To use a different hashing algorithm, supply the argument `hash_function`:

```python
from hashlib import shake_256
from hrw import choose


hash_func = lambda preimage: shake_256(preimage).digest(20)
replica_ids = [i.to_bytes(2) for i in range(256)]
content = b'Lorem ipsum dolor sit amet, something something darkside.'
content_id = hash_func(content)
chosen_replica_ids, remaining_replica_ids = choose(content_id, replica_ids, hash_function=hash_func)

# should print twelve
print([crid.hex() for crid in chosen_replica_ids])
expected = ['00e2', '0061', '000a', '0099', '0024', '00aa', '00bd', '0017', '006b', '00cd', '0079', '00e1']
assert [crid.hex() for crid in chosen_replica_ids] == expected

# should print 244
print(len(remaining_replica_ids))
```

To calculate the number of replicas at which a piece of content should be stored,
use the `calculate_k` function: `k = calculate_k(replica_ids)`.

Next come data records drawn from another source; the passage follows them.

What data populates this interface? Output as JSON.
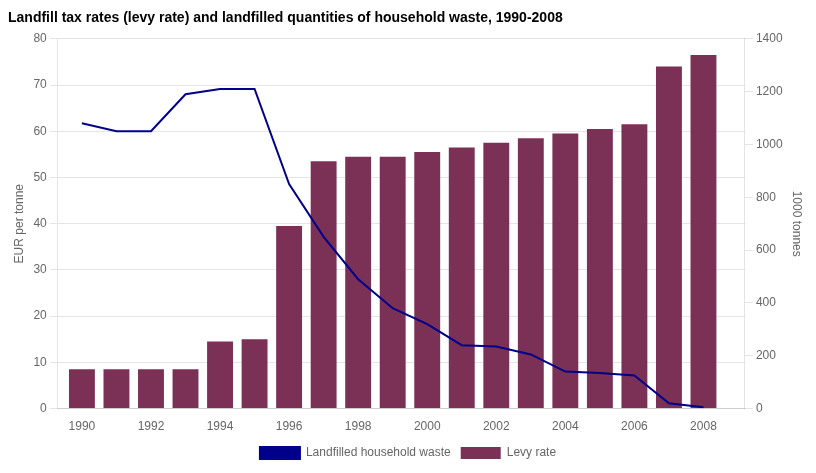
{
  "chart_data": {
    "type": "bar",
    "title": "Landfill tax rates (levy rate) and landfilled quantities of household waste, 1990-2008",
    "x": [
      1990,
      1991,
      1992,
      1993,
      1994,
      1995,
      1996,
      1997,
      1998,
      1999,
      2000,
      2001,
      2002,
      2003,
      2004,
      2005,
      2006,
      2007,
      2008
    ],
    "xlim": [
      1989.3,
      2009.2
    ],
    "xticks": [
      1990,
      1992,
      1994,
      1996,
      1998,
      2000,
      2002,
      2004,
      2006,
      2008
    ],
    "ylabel": "EUR per tonne",
    "ylim": [
      0,
      80
    ],
    "yticks": [
      0,
      10,
      20,
      30,
      40,
      50,
      60,
      70,
      80
    ],
    "y2label": "1000 tonnes",
    "y2lim": [
      0,
      1400
    ],
    "y2ticks": [
      0,
      200,
      400,
      600,
      800,
      1000,
      1200,
      1400
    ],
    "grid": true,
    "legend": "bottom",
    "series": [
      {
        "name": "Levy rate",
        "type": "bar",
        "color": "#7B3055",
        "values": [
          8.5,
          8.5,
          8.5,
          8.5,
          14.5,
          15.0,
          39.5,
          53.5,
          54.5,
          54.5,
          55.5,
          56.5,
          57.5,
          58.5,
          59.5,
          60.5,
          61.5,
          74.0,
          76.5
        ]
      },
      {
        "name": "Landfilled household waste",
        "type": "line",
        "color": "#00008B",
        "axis": "y2",
        "values": [
          1080,
          1050,
          1050,
          1190,
          1210,
          1210,
          850,
          650,
          490,
          380,
          320,
          240,
          235,
          205,
          140,
          135,
          125,
          20,
          5
        ]
      }
    ]
  }
}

Raises `TypeError` or `ValueError` for invalid arguments.

## Testing

To test, clone the repository and run the following:

```bash
python tests/test_functions.py
```

There are currently 11 tests that document the behavior of the package.

## ISC License

Copyleft (c) 2023 k98kurz

Permission to use, copy, modify, and/or distribute this software
for any purpose with or without fee is hereby granted, provided
that the above copyleft notice and this permission notice appear in
all copies.

Exceptions: this permission is not granted to Alphabet/Google, Amazon,
Apple, Microsoft, Netflix, Meta/Facebook, Twitter, or Disney; nor is
permission granted to any company that contracts to supply weapons or
logistics to any national military; nor is permission granted to any
national government or governmental agency; nor is permission granted to
any employees, associates, or affiliates of these designated entities.

THE SOFTWARE IS PROVIDED "AS IS" AND THE AUTHOR DISCLAIMS ALL
WARRANTIES WITH REGARD TO THIS SOFTWARE INCLUDING ALL IMPLIED
WARRANTIES OF MERCHANTABILITY AND FITNESS. IN NO EVENT SHALL THE
AUTHOR BE LIABLE FOR ANY SPECIAL, DIRECT, INDIRECT, OR
CONSEQUENTIAL DAMAGES OR ANY DAMAGES WHATSOEVER RESULTING FROM LOSS
OF USE, DATA OR PROFITS, WHETHER IN AN ACTION OF CONTRACT,
NEGLIGENCE OR OTHER TORTIOUS ACTION, ARISING OUT OF OR IN
CONNECTION WITH THE USE OR PERFORMANCE OF THIS SOFTWARE.